Computational Literacies Lab

Cross-course collaboration

Impossible Project logo Mozilla logo

In fall 2024, Critical Computational Literacies will be structured as an extended case study of how computational literacies can be used to think about the resources and challenges in a school community. This project is a collaboration between:

  • Dr. Melissa Meola Shanahan's high school students at Lafayette International High School
  • Prof. Jay Barber's undergraduate Technical Communication students
  • Dr. Chris Proctor's graduate students in Critical Computational Literacies.

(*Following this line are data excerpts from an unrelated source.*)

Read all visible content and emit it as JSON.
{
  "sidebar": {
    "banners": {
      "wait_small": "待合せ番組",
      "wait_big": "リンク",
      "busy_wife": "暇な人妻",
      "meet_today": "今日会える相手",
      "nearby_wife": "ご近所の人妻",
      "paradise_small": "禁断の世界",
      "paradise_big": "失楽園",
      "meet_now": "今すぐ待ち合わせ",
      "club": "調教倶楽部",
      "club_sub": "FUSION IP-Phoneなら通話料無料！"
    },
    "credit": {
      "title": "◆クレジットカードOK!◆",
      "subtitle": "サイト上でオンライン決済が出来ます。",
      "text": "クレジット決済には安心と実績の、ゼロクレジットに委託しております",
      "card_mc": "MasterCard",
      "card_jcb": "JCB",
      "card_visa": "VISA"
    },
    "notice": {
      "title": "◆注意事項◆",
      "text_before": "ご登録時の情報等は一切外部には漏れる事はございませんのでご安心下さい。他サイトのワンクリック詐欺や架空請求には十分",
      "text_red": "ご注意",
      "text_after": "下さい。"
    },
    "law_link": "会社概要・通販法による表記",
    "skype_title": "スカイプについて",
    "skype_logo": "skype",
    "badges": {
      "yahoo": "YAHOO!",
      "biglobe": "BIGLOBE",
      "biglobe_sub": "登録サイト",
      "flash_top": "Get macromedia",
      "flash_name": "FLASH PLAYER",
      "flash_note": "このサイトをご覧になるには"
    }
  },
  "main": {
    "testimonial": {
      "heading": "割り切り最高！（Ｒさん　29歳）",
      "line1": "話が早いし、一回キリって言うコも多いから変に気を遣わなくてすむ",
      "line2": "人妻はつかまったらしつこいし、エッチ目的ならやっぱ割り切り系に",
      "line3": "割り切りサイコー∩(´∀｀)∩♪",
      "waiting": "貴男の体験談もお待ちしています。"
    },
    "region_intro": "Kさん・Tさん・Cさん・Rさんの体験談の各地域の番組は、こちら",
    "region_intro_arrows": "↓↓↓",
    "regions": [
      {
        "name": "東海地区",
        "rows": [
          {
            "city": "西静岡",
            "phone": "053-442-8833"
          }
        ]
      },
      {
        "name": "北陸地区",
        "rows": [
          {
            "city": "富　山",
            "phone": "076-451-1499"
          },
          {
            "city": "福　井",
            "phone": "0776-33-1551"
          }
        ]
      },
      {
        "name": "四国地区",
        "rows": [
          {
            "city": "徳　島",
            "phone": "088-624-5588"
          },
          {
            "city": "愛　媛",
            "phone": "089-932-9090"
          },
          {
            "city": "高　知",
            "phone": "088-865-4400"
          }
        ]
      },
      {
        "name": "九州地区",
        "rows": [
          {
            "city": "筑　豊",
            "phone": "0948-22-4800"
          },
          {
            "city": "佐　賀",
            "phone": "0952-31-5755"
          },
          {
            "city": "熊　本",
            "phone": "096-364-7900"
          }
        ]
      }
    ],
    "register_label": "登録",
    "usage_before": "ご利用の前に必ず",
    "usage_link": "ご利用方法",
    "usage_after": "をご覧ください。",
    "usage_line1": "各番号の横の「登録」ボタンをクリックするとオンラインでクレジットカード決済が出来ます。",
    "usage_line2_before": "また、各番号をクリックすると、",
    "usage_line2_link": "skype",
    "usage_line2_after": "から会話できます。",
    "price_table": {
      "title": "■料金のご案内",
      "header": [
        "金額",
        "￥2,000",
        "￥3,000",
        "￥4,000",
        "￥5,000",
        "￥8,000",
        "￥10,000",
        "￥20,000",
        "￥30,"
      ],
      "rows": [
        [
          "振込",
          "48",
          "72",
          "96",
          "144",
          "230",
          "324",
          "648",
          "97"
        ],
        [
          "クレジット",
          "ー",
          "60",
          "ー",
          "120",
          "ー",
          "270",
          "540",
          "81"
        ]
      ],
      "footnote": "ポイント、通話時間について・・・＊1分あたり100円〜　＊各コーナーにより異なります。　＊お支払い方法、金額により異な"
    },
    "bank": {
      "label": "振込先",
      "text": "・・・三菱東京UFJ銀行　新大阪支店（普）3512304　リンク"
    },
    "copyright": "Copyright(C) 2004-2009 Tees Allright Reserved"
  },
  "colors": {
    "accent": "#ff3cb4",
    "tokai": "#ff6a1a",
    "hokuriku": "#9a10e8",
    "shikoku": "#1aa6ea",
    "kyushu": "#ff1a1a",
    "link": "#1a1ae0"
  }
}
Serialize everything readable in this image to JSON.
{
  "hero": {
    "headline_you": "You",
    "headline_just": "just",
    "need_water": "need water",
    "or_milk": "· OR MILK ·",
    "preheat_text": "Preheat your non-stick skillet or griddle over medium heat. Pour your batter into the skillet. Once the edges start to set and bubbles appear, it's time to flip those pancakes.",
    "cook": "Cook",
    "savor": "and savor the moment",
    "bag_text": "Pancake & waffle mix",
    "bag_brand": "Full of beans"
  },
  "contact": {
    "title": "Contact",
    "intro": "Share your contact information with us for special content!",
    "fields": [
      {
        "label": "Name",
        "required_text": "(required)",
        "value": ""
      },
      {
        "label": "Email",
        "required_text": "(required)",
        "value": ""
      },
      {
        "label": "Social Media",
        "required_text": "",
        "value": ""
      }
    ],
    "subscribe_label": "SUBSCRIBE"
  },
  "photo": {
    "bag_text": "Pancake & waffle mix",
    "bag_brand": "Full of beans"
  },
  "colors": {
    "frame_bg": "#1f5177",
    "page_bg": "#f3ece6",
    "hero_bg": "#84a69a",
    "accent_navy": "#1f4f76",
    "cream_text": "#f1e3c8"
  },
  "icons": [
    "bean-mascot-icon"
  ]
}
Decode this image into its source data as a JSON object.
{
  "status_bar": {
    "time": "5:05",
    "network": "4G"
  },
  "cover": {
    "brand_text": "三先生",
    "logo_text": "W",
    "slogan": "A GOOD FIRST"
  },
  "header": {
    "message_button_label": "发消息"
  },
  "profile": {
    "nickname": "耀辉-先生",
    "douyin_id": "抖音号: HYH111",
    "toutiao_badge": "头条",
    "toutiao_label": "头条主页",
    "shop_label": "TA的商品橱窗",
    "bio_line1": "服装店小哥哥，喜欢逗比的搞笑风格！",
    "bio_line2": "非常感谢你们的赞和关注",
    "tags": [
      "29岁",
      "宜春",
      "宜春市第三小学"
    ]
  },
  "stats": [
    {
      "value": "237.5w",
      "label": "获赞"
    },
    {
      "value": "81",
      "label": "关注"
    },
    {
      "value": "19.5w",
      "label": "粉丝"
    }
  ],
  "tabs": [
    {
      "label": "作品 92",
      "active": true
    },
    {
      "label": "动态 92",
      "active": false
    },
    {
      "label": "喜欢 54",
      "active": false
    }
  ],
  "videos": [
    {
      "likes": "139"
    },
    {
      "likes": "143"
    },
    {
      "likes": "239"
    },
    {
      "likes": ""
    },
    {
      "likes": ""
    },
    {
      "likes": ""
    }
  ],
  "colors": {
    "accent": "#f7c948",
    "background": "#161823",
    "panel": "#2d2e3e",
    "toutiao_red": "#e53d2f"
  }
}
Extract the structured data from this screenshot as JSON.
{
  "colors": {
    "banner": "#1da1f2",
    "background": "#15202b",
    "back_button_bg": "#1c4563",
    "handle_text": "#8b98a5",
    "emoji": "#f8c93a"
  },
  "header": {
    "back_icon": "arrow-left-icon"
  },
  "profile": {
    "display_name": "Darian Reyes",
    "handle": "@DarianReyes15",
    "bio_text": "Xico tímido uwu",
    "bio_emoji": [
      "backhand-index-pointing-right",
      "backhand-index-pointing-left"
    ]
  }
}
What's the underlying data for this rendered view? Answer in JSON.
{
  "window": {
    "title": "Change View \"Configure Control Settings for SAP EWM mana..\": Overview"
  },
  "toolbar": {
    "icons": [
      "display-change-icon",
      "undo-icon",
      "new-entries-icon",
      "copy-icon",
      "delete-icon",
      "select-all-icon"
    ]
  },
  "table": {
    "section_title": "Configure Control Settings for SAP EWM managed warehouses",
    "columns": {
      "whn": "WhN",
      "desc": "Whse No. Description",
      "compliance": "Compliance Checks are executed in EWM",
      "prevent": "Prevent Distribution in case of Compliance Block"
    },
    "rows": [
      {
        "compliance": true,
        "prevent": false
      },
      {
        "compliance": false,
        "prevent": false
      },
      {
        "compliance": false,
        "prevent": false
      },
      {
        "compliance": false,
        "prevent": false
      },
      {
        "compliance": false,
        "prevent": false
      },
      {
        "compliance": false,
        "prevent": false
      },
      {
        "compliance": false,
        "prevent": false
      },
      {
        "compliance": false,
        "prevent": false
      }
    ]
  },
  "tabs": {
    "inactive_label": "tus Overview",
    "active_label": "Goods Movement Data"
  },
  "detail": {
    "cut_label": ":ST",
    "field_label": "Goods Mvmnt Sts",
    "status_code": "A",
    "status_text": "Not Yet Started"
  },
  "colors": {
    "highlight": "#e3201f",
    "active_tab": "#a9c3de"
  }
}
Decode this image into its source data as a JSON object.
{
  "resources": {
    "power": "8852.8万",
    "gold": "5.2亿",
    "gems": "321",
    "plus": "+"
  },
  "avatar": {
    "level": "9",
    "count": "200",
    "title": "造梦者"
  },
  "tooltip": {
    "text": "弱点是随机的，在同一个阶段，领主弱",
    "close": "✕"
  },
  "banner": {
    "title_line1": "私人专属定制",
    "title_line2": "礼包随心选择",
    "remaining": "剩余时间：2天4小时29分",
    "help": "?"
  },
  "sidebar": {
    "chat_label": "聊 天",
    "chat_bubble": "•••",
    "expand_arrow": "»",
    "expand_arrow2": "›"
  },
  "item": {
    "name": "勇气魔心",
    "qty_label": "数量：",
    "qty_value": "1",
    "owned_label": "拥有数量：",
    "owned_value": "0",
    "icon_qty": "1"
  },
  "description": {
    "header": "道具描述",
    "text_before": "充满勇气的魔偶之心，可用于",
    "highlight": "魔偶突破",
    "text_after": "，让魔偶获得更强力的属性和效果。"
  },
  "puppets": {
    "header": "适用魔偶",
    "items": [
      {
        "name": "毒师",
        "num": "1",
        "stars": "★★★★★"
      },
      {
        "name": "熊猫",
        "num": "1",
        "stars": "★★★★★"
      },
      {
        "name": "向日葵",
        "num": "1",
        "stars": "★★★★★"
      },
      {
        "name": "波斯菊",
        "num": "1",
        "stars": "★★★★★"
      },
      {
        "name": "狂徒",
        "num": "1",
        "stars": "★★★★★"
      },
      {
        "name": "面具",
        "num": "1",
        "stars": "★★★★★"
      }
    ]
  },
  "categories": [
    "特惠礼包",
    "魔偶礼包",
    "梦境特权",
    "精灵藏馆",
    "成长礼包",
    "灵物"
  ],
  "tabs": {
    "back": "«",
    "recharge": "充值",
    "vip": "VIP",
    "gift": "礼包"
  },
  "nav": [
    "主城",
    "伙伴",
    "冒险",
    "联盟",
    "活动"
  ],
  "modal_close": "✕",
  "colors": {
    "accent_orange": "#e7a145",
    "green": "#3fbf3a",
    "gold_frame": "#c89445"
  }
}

Because Critical Computational Literacies is technically a remote/async class, students are warmly welcomed to participate in in-person collaboration but it is not required. Regardless of whether you are able to join for any of the in-person collaboration, all CCL students will participate in the collaboration through the case study assignment.

Impossible question

Digital technologies aren’t going away. How might we create safe, authentic, and democratic schools? Digital technologies, from cell phones to social media to AI, have become part of our families, our communities, and our schools, transforming each. Schools, which are a meeting place of individuals, families, and communities and the focus of this project, have responded to new technologies in a variety of ways: trying to ban them, regulating them through policies and rules, and allowing themselves to transform to better fit the digital world.

Identifying focus areas

The first step in our collaboraion is to identify focus areas: specific technologies and specific groups of people being affected by them, which we want to research. Each course disucsssed possible focus areas and shared their ideas with the other courses via video.

  • October 23, 3:30-5pm, Lafayette International High School. Agenda: Exporing focus areas.

Collecting stories

Once we have some ideas about what we want to focus on, we will spend three sessions gathering students' stories around how computing (cell phones, AI, social media...) have affected their lives.

Analyzing stories and imagining futures

We will gather students' stories and analyze them thematically, looking for patterns in students' experiences. We will also turn our attention to our impossible question, proposing ideas for how we might create safe, authentic, and democratic schools.

  • November 13, 3:30-5pm, Lafayette International High School. Discuss themes in stories.
  • November 20, UB North Campus. Imagine futures.
  • December 4, Sharing case study proposals.
  • December 9, UB South Campus 5-6:20pm. Final presentation.